In a short amount of space, John Keane is able to provide a detailed and nuanced history of different types of democracies and their strengths and weaknesses. Even more impressively, he is able to generate some pretty strong arguments that both dispel the myth that Greece created democracy along with the role of representative democracy and the future of democratic states. This might be too detailed as a primer for the subject, but if you want a short and well researched book on the topic, I would definitely recommend this book.
The Shortest History of Democracy by John Keane is a short but concise history that goes into more depth than one might expect.
This little volume does more than just give a history, it also highlights the fact that democracy is not guaranteed to survive.
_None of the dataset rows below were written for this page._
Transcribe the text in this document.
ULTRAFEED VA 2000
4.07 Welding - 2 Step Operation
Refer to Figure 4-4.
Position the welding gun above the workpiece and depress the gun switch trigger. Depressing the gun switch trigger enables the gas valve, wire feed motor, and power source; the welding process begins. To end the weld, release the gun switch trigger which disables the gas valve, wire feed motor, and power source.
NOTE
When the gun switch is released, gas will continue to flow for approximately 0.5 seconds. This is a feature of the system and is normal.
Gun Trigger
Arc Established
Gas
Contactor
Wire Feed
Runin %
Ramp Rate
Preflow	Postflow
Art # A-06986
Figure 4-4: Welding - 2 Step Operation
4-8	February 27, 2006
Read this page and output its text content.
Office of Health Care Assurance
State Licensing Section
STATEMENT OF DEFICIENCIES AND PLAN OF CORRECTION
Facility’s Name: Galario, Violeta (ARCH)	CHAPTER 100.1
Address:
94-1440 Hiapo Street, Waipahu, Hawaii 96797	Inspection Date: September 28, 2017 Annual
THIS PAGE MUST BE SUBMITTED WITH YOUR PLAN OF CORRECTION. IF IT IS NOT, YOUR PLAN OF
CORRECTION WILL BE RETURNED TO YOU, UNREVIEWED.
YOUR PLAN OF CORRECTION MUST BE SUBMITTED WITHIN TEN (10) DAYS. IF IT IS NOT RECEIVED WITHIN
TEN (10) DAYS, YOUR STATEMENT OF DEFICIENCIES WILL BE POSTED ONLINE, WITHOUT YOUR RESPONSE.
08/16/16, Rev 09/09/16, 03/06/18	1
In fact, it is through seeing how democracy has changed and evolved over the years, even at times into less desirable forms, that offers hope for its future. At turns uplifting and disconcerting, we are ultimately left with some hope even if it might seem like dark days indeed.
My favorite section was his explanation and analysis of monitory democracy. Keane offers some perspective that, while perhaps isn't new, is too often ignored or overlooked. But more than anything, even though this is a history, it is one that has an eye on the future and what that future might be. It is up to us to learn and start doing what we must to create the type of democracy we want.
Highly recommended for those wanting a brief history as well as those who want a big picture refresher to help them gain some grounded perspective on current events.
Reviewed from a copy made available by the publisher via NetGalley.